Jetzt wagen sie mit dem selbstbetitelten Album „Wisborg“ den nächsten Schritt, der gleichzeitig eine Zäsur ist. Das Artwork weicht komplett vom Stil ihrer ersten Alben ab, die eine oder andere Szenegröße haben sie im Gepäck, die Sprache allerdings ist der deutlichste Einschnitt. Wisborg machen es jetzt auf deutsch.

Fronter Konstantin Michaely dazu: „Auf Deutsch zu singen ist ein zweischneidiges Schwert. Wenn dein Publikum auf Anhieb versteht, wovon deine Stücke handeln, dann haben die Texte naturgemäß mehr Gewicht. Dadurch macht man sich verletzlicher, aber zugleich auch nahbarer. Viele Bands verstecken sich hinter der englischen Sprache, wir haben uns aktiv dafür entschieden, diese Hürde abzubauen und ab sofort in einen direkteren Kontakt mit unseren Fans zu treten."

So richtig bemerkbar macht sich das bei „Korrosion“. Nicht nur ist er musikalisch einer der stärksten Tracks der Scheibe, schafft er es inhaltlich doch, das man sich sofort identifizieren und verbinden kann. Wer fühlte nicht schon Antriebslosigkeit, absolute Leere und Resignation?
Und so erzählen uns Wisborg auf ihrem Album eben von dieser Leere, Isolation („Unter Menschen“),Scheitern in der Großstadt („Berlin“), Sehnsucht und Leidenschaft („Wachs in deiner Hand“), Unzufriedenheit und der Frage, ob es ein Leben vor dem Tod gibt (zusammen bei „Im freien Fall“ mit Produzent und Lord of the Lost – Kopf Chris Harms).

Präsentiert wird es, zumindest vordergründig, in szenetypischen Gewandt. Ab und an beschleicht einen das Gefühl, man hätte den ein oder anderen Track so auch in den 90ern in Clubs hören können. Aber eben nur fast. Klar kommt hier und da auch der ein oder andere Flangergitarreneffekt zum Einsatz, aber eine musikalische Genre - Zitatesammlung sind Wisborg deshalb nicht. Fast jeder Song bringt einen Twist, ein Element mit, das die Musik frisch und aufregend macht (so zum Beispiel bei „So oder so“).
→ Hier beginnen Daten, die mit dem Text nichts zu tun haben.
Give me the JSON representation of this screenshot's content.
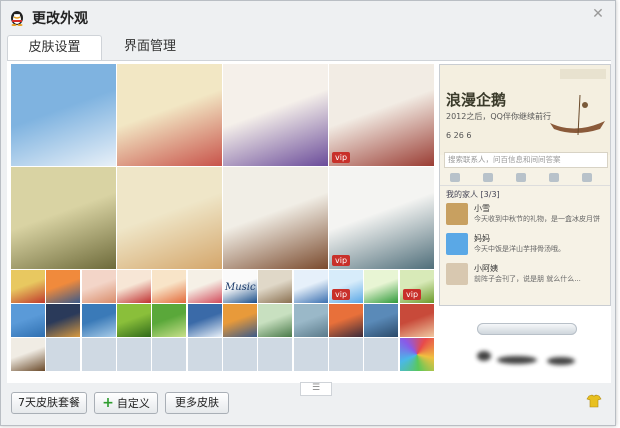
{
  "window": {
    "title": "更改外观",
    "close_label": "✕"
  },
  "tabs": [
    {
      "label": "皮肤设置",
      "active": true
    },
    {
      "label": "界面管理",
      "active": false
    }
  ],
  "skins": {
    "large": [
      {
        "id": "sky-clouds",
        "colors": [
          "#7fb3e0",
          "#e8f0f8"
        ]
      },
      {
        "id": "flower-girl",
        "colors": [
          "#f2e7c4",
          "#c8534a"
        ]
      },
      {
        "id": "purple-girl",
        "colors": [
          "#f5f0ea",
          "#6b4c9a"
        ]
      },
      {
        "id": "pavilion",
        "colors": [
          "#f2ece4",
          "#9a3d34"
        ],
        "badge": "vip"
      },
      {
        "id": "swing-kids",
        "colors": [
          "#d9d3a3",
          "#6d6a3a"
        ]
      },
      {
        "id": "cat-cup",
        "colors": [
          "#efe6c8",
          "#d4a66b"
        ]
      },
      {
        "id": "boat-girl",
        "colors": [
          "#f1eee6",
          "#7a4a2d"
        ]
      },
      {
        "id": "pagoda",
        "colors": [
          "#f4f4f2",
          "#4f6e7a"
        ],
        "badge": "vip"
      }
    ],
    "small_row1": [
      {
        "id": "bird",
        "colors": [
          "#e8c860",
          "#c0392b"
        ]
      },
      {
        "id": "sunset",
        "colors": [
          "#f08a3c",
          "#3b5a8a"
        ]
      },
      {
        "id": "kitty",
        "colors": [
          "#f3d5c8",
          "#d98c6a"
        ]
      },
      {
        "id": "red-toy",
        "colors": [
          "#f7e6d6",
          "#c03030"
        ]
      },
      {
        "id": "flower-pink",
        "colors": [
          "#f8e4c8",
          "#e36a3a"
        ]
      },
      {
        "id": "paper-crane",
        "colors": [
          "#f5f0e6",
          "#d24a5a"
        ]
      },
      {
        "id": "music",
        "colors": [
          "#fafafa",
          "#1a4f8a"
        ],
        "label": "Music"
      },
      {
        "id": "cat-photo",
        "colors": [
          "#e0d8c8",
          "#8a7050"
        ]
      },
      {
        "id": "cute-blue",
        "colors": [
          "#e6f0fa",
          "#3a6fb0"
        ]
      },
      {
        "id": "cloud-vip",
        "colors": [
          "#d7ecfa",
          "#5aa8e6"
        ],
        "badge": "vip"
      },
      {
        "id": "clover",
        "colors": [
          "#e8f5d4",
          "#2f9a3a"
        ]
      },
      {
        "id": "green-vip",
        "colors": [
          "#d8eab8",
          "#6a9a2a"
        ],
        "badge": "vip"
      }
    ],
    "small_row2": [
      {
        "id": "blue-sky",
        "colors": [
          "#5a9ad8",
          "#2f6fb0"
        ]
      },
      {
        "id": "bridge-night",
        "colors": [
          "#2a3a5a",
          "#d89a40"
        ]
      },
      {
        "id": "ocean",
        "colors": [
          "#3a7ab8",
          "#a8cce8"
        ]
      },
      {
        "id": "snail",
        "colors": [
          "#8abf3a",
          "#2f6a1a"
        ]
      },
      {
        "id": "grass",
        "colors": [
          "#5aa83a",
          "#c8e08a"
        ]
      },
      {
        "id": "dandelion",
        "colors": [
          "#3a6aa8",
          "#e8f0f8"
        ]
      },
      {
        "id": "surfer",
        "colors": [
          "#e89a3a",
          "#3a5a8a"
        ]
      },
      {
        "id": "bamboo",
        "colors": [
          "#c8e0c0",
          "#4a7a4a"
        ]
      },
      {
        "id": "forest-mist",
        "colors": [
          "#9ab8c8",
          "#5a7a8a"
        ]
      },
      {
        "id": "dusk",
        "colors": [
          "#e8703a",
          "#3a2a3a"
        ]
      },
      {
        "id": "lake",
        "colors": [
          "#5a8ab8",
          "#2a4a6a"
        ]
      },
      {
        "id": "boat-red",
        "colors": [
          "#c84a3a",
          "#f0c8a0"
        ]
      }
    ],
    "small_row3": [
      {
        "id": "rowboat",
        "colors": [
          "#f0ece4",
          "#6a4a2a"
        ]
      }
    ],
    "custom_color": {
      "id": "rainbow",
      "colors": [
        "#e84a4a",
        "#4ab8e8"
      ]
    }
  },
  "preview": {
    "name": "浪漫企鹅",
    "signature": "2012之后，QQ伴你继续前行",
    "stats": "6  26  6",
    "search_placeholder": "搜索联系人，问百信息和间间答案",
    "group": "我的家人 [3/3]",
    "contacts": [
      {
        "name": "小雪",
        "message": "今天收到中秋节的礼物，是一盒冰皮月饼",
        "color": "#c8a060"
      },
      {
        "name": "妈妈",
        "message": "今天中饭是洋山芋排骨汤哦。",
        "color": "#5aa8e6"
      },
      {
        "name": "小阿姨",
        "message": "前阵子会刊了，说是朋 就么什么...",
        "color": "#d8c8b0"
      }
    ],
    "transparency": 1.0
  },
  "buttons": {
    "package": "7天皮肤套餐",
    "custom": "自定义",
    "more": "更多皮肤"
  },
  "pager_label": "☰"
}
Das Sound der Instrumente und die Produktion sind hervorragend.
Über allem schwebt die Stimme von Konstantin Michaely, der mit beinahe aufreizender Lässigkeit zusammen mit seiner Instrumentalgruppe eine bittersüße Atmosphäre aufbaut. Das Spiel mit Stimme und Atmosphäre ist ein ganz wichtiger Faktor. Postpunkig und aggressiver wird es durch die Shouts von Lon Fright (The Fright) bei „Exitus“, beinahe schwülwarm wird es bei „Unter Menschen“ durch die Pariser von Je T´aime. Dazu kommen noch die Momente, wo der Gesang aufmacht und groß wird. Oft genug finden diese Augenblicke nur im Hintergrund statt („Korrosion“), aber hier zeigt sich dann das unfassbar gute Songwriting

Gothic Rock hab ich in den letzten Jahren, bis auf ein paar Ausnahmen, fast völlig aus den Augen verloren. Mir persönlich war das Abspulen von musikalischen und inhaltlichen Klischees zu eintönig und zu selbstreferentiell.
Klar kann man jetzt sagen, „aber Songs über den Tod und menschliche Abgründe und Flangergitarren sind jetzt auch nicht wahnsinnig originell“, aber es kommt ja auf das Gesamtpaket an. Und das ist einfach herausragend.
Wisborg haben den Mut, nicht nur ihre Comfortzone zu verlassen, die Sprache zu wechseln und sich damit verletzlicher zu machen, sie verpacken das ganze auch noch in groovige, tanzbare und mitreißende Melodien. Und das in einer Coolness, die ihresgleichen sucht. 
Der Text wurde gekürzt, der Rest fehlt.